ファルゼア城、屋上庭園。
色とりどりの花壇に囲まれた噴水広場の前では、白髪の少年と竜の角、翼と尻尾を生やした黒髪の少女が当然の様にケンカをしていた。
「いきなり雷の槍ブチ当てて叩き落とすとか、アンタの親は一体どういう教育をしてるのかしら、アルシア?」
露出の多い服を着た赤眼の少女、ニーズヘッグは口の端を引き攣らせながら、笑顔で問う。
返答次第ではタダでは済まさないぞ、と。
「生憎孤児でな。親の顔を覚えてないんだよ。ただ、そうだな………。少なくとも、知り合いの女性に変な知識を植え付けて、異性の入ってる風呂に入れるような
王国の紋章を剥がした黒と赤の配色の軍服を着た少年、アルシアも同じ様に引き攣った笑顔で返す。
ふざけた真似をしたお前を叩き落として何が悪い、と。
「へえ……アンタはアタシがバカって言いたいんだ?」
「すまない……ソレも分からないバカだとは思わなかった。ちゃんと改めて言おう。ニーザのバーカ。」
普通の人間であれば死を覚悟するような冷たい瞳を見ても、アルシアは平気だと言わんばかりの笑顔でしれっと罵倒して追加の燃料を注いでいく。

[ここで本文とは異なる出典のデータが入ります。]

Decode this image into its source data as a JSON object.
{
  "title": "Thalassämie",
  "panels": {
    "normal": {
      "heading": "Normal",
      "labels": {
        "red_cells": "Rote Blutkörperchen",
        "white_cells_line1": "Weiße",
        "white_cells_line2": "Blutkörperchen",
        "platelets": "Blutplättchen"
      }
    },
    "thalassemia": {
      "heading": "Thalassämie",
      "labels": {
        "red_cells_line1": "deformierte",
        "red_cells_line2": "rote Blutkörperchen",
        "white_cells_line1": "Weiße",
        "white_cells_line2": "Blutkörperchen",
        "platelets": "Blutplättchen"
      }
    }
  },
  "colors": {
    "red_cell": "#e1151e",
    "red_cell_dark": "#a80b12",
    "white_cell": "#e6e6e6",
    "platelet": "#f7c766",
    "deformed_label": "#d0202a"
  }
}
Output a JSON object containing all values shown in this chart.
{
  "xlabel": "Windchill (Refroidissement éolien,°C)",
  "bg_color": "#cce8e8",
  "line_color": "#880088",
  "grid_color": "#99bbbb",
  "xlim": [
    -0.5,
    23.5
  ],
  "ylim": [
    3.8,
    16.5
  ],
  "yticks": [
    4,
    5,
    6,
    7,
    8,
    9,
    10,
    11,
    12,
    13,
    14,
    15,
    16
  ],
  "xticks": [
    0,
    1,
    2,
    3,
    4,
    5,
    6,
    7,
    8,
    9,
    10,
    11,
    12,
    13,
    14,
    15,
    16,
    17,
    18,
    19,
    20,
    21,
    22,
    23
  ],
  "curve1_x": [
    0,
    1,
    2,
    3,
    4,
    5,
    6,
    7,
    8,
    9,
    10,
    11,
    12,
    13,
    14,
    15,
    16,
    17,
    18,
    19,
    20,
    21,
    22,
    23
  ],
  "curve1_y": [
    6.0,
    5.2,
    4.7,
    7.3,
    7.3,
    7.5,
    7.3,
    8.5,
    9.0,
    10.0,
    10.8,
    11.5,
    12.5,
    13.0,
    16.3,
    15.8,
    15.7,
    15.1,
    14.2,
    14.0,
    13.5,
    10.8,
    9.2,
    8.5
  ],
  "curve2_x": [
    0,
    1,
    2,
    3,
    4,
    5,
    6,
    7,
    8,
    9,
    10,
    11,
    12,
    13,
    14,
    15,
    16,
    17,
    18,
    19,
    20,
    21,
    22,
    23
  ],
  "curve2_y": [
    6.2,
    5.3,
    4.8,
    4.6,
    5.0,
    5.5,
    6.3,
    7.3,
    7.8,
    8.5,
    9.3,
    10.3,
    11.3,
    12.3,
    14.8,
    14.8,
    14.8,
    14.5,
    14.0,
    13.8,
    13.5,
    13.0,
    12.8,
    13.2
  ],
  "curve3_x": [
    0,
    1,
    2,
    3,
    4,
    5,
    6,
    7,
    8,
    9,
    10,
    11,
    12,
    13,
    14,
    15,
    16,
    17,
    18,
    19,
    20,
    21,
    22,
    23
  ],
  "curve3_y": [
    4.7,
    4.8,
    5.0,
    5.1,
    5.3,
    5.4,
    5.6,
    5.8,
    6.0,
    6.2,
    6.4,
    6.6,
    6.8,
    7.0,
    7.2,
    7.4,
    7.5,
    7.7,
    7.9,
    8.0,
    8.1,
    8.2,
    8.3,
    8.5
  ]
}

そのやり取りを見て「大丈夫なのか?」と青褪めるアリス、フリード、ディートリヒ、そして護衛の兵士達。
それを2人の高位魔族、フェンリルとフレスベルグだけは呆れたように溜め息を吐いて「大丈夫だ。」と頷く。
「………………。」
2人が同時に心からにっこりと微笑んだ。
そして………
「ブッ殺すわ!この白髪チビ!!」
「出来るものか!チビドラ!!」
2人がほぼ同時に取っ組み合ってケンカを始めた。
殆ど、と言うより……本当に子どものケンカだったので、心配していた面々がぽかんと口を開けた。
「チビじゃないですぅ、アンタよりおっきいっての!」
「ヒールで誤魔化してるだけだろうが!俺のが本当はでけえんだよ、セコい真似しやがって……オラ、そのヒール寄越せ!!」
「ちょっ、止めなさいよ変態!女の子に脚に手を伸ばすなんて、変態の所業よ!変態!変態!!」
「女の子なんて年齢か!見た目だけの……いて、止めろバカ!事実だろうが!!」
ギャーギャー言いながら同レベルの喧嘩を続ける2人を見て、アリスはただ一言漏らす。
「えっと、その……子どものケンカみたい、というか……」
「実際、子どものケンカだからな。仮にもファルゼアの統治者の一人なのだから、もう少し威厳を持ってほしいのだが……」
その一言に、ファルゼア大陸の統治者の片割れであるフレスベルグは呆れたように返して、再び大きく溜め息を吐く。